Much of Howe’s lies underneath Huntingdon Road, but evidence of the settlement which has been found includes pits, postholes, and boundary ditches. Pottery, a silver farthing and a horse stirrup have been among the finds but hamlet is thought to have been relatively poor, with perhaps no more than eight to 10 houses at any one time.

Howe’s disappears from records in the 15th century and the archaeological evidence appears to back this up, but the reasons why this happened are mysterious. One possibility is that the population shifted east as Girton grew from its Saxon roots.

However, the name lives on in Howes Close sports ground, and the Howes Place development.

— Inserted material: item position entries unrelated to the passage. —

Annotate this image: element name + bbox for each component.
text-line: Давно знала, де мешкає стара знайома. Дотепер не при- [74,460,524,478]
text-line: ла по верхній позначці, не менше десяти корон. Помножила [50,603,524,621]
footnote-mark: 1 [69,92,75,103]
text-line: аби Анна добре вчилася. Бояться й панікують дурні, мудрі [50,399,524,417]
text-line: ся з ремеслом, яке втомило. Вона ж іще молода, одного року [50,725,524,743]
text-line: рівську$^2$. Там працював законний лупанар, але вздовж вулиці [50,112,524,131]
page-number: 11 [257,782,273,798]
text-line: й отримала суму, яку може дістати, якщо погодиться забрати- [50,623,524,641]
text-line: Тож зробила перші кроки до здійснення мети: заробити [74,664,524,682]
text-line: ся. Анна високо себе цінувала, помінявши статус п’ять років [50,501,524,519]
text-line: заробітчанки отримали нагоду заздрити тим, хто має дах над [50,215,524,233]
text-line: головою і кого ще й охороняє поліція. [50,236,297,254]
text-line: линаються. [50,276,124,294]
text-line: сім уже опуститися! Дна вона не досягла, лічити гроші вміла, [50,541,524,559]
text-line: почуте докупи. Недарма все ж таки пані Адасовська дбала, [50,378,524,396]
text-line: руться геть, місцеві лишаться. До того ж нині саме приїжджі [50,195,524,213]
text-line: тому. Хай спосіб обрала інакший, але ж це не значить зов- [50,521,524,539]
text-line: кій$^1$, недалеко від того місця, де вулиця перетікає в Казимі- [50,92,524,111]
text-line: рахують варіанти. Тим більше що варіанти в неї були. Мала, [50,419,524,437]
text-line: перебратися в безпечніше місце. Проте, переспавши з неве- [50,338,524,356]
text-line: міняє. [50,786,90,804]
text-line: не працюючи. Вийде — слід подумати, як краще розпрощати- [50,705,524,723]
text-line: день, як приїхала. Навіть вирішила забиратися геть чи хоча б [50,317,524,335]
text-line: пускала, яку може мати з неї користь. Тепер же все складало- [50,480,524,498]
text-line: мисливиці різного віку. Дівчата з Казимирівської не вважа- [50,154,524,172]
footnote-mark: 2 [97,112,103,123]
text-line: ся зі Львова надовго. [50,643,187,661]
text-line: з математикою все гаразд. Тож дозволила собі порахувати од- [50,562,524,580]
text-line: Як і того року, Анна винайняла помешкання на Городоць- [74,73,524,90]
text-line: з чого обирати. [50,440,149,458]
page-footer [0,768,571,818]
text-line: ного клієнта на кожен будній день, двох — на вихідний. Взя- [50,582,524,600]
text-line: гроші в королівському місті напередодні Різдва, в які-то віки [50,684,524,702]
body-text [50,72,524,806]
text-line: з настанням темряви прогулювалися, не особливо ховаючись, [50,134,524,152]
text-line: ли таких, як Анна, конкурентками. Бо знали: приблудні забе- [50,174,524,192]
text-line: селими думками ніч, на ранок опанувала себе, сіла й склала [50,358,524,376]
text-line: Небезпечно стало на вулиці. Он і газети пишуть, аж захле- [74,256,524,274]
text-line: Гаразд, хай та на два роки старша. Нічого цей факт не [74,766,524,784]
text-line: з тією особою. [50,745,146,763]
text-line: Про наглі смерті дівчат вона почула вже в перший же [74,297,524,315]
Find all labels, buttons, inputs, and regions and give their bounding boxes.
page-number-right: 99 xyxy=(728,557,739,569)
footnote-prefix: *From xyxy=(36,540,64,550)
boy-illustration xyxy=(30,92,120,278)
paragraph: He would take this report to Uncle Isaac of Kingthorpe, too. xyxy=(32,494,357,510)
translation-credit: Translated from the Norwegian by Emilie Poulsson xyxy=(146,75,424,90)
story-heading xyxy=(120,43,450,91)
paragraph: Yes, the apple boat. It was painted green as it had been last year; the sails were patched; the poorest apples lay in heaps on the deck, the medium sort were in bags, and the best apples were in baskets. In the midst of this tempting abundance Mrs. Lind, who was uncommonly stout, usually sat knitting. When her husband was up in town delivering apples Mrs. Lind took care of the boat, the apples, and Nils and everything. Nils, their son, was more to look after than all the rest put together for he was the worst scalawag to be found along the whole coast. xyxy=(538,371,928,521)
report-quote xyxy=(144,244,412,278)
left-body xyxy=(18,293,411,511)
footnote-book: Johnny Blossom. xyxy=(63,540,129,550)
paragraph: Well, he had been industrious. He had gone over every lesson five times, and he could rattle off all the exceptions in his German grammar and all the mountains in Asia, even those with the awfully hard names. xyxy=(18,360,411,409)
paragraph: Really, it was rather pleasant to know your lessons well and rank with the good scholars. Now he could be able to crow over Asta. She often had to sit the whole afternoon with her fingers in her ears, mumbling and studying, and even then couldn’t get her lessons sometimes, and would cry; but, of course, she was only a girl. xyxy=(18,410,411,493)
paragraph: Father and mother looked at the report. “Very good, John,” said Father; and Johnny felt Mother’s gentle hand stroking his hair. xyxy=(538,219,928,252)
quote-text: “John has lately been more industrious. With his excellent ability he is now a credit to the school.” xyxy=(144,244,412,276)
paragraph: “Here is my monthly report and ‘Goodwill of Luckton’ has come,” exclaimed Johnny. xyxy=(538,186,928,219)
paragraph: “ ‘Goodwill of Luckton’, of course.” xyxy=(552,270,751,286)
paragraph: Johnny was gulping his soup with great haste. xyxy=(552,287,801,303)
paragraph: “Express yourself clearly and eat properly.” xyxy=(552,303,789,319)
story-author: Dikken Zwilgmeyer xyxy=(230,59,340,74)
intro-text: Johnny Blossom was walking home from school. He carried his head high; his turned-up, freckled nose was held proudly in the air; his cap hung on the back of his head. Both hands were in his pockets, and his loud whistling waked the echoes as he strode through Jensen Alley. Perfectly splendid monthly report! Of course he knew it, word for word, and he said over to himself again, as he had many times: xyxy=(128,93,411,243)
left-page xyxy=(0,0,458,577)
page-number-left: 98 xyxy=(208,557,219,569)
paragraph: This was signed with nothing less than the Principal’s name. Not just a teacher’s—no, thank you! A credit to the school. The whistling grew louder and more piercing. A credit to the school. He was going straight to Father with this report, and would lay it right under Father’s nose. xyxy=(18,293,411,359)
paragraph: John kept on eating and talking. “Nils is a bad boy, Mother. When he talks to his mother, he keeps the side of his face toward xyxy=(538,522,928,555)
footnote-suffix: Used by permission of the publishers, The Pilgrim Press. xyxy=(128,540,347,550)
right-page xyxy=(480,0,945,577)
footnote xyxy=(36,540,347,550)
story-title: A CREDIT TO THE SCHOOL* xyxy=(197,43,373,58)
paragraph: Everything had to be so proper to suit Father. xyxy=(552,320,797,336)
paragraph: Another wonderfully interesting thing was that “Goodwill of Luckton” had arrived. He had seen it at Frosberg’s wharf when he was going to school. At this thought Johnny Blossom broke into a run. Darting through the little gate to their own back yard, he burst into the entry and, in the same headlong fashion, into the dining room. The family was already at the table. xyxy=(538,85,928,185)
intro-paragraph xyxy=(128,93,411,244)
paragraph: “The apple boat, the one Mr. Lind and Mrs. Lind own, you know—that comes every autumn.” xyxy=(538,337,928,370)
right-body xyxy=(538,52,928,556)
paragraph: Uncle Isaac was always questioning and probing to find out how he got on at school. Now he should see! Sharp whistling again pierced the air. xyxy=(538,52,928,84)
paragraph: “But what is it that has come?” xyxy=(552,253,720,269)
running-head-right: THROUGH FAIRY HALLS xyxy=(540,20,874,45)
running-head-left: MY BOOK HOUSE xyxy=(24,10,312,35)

Late 12th or early 13th century Shortcross coin with present day Twenty pence - Richard Parrerson

The discovery follows the excavation of four Roman farmsteads on a gravel ridge which runs through land which will eventually become the university’s North West Cambridge development.

These included the earliest known Roman irrigation in Britain, which could have been used to water asparagus or even grapevines.

Christopher Evans, the director of Cambridge Archaeological Unit, said: “It can seem like a large agricultural landscape so it’s nice when archaeology can show there was a distinct place in the landscape. These are long-lived landscapes which have seen high levels of population.”